State v. Langlois

HAYS, Chief Justice.

Defendant in this case appeals only from the sentence he received when he pleaded guilty to armed robbery, first degree. The sentence was in the following language:

“[I]mprisonment for a term of not less than ten (10) years, and not more than fifteen (15) years, to date from April 26, 1971; said sentence to run consecutively with the sentence imposed on February 9, 1971 in case No. A — 18446.”

Defendant’s objection to the sentence is not its length but its ambiguity. It is not possible for the sentence to start on April 26, 1971, and still be served consecutively with the sentence imposed in the prior case, since the latter sentence will not expire for several years, and any consecutive sentence must commence at the expiration of the prior sentence.
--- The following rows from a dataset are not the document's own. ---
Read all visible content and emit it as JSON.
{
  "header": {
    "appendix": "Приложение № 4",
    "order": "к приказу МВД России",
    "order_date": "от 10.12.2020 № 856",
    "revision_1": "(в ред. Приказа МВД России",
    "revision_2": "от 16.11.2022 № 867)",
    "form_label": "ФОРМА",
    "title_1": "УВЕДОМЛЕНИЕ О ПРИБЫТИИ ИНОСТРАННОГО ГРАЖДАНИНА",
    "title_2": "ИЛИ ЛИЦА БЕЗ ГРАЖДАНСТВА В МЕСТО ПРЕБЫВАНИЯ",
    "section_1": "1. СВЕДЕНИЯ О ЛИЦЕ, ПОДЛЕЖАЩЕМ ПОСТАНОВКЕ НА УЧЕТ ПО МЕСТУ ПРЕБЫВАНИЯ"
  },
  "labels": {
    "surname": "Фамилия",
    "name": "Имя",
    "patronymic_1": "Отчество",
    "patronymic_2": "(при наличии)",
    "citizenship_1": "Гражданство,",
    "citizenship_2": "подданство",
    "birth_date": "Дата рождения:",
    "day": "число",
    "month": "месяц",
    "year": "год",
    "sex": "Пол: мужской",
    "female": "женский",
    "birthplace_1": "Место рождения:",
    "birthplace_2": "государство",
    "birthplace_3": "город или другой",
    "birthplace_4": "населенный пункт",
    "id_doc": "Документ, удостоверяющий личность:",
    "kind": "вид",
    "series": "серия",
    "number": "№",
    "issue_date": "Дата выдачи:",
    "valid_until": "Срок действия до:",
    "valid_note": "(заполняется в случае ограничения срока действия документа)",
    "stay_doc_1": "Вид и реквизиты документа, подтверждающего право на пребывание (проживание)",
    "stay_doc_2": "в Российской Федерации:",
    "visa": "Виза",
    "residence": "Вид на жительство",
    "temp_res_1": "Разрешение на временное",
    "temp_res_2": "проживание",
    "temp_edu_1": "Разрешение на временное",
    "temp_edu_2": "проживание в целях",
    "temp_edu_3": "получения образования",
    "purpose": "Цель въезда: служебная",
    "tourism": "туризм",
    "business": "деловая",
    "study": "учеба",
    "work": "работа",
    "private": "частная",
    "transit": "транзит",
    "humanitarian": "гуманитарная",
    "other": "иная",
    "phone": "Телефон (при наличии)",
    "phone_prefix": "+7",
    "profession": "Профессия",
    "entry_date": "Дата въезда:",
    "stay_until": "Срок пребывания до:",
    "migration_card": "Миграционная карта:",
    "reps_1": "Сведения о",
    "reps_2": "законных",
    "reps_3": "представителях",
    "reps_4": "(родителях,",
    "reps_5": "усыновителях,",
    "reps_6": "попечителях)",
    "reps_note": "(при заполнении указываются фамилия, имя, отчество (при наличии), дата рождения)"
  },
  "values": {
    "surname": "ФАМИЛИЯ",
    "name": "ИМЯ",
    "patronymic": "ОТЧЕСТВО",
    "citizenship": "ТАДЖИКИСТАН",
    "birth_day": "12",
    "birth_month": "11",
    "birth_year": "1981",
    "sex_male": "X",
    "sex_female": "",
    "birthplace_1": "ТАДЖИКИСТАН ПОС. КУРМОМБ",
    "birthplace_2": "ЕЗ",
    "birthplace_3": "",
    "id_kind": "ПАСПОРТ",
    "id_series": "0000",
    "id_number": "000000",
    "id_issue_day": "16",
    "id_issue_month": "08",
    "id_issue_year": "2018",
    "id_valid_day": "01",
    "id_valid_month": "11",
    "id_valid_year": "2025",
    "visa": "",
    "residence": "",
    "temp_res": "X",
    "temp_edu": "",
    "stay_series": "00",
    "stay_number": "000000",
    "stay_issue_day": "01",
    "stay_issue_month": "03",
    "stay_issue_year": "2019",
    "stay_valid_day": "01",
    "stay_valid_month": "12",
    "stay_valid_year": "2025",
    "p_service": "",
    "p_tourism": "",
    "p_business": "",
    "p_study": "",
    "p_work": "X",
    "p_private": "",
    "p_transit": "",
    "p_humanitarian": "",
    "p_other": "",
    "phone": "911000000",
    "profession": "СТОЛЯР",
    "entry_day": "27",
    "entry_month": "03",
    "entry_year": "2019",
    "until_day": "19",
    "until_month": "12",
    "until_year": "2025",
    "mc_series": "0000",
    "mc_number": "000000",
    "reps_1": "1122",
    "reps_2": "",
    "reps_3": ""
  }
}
Ordinarily, we would have to either interpret the words used in the trial court’s judgment, or remand the case for clarification. Neither procedure is necessary in the instant case, however, because both defendant and the State interpret the words to have the same meaning! The State argues that the meaning is clear and that “consecutive” simply means that it is consecutive “to that part of the February 9, 1971, sentence which had been served by the appellant up to the beginning date of the second sentence, to wit, April 26, 1971, and the remaining term of the second sentence necessarily would run concurrently with that part of the first sentence which the appellant would serve after April 26, 1971.” This is, of course, one possible way to resolve the ambiguity.

In his reply brief defendant states: “Appellant concurs with the state’s interpreta*332tioñ of the sentence imposed upon him on April 19, 1971. It therefore respectfully requested that this court order that the appellant’s sentence-date from April 26, 1971, and that it not be served consecutive to the sentence imposed upon appellant on February 9, 1971, in case number A-18446.”

We order that the sentence be interpreted as indicated by the parties.

Judgment and sentence affirmed.

CAMERON, V. C. J., and STRUCKMEYER, LOCKWOOD, and HOLOHAN, JJ., concur.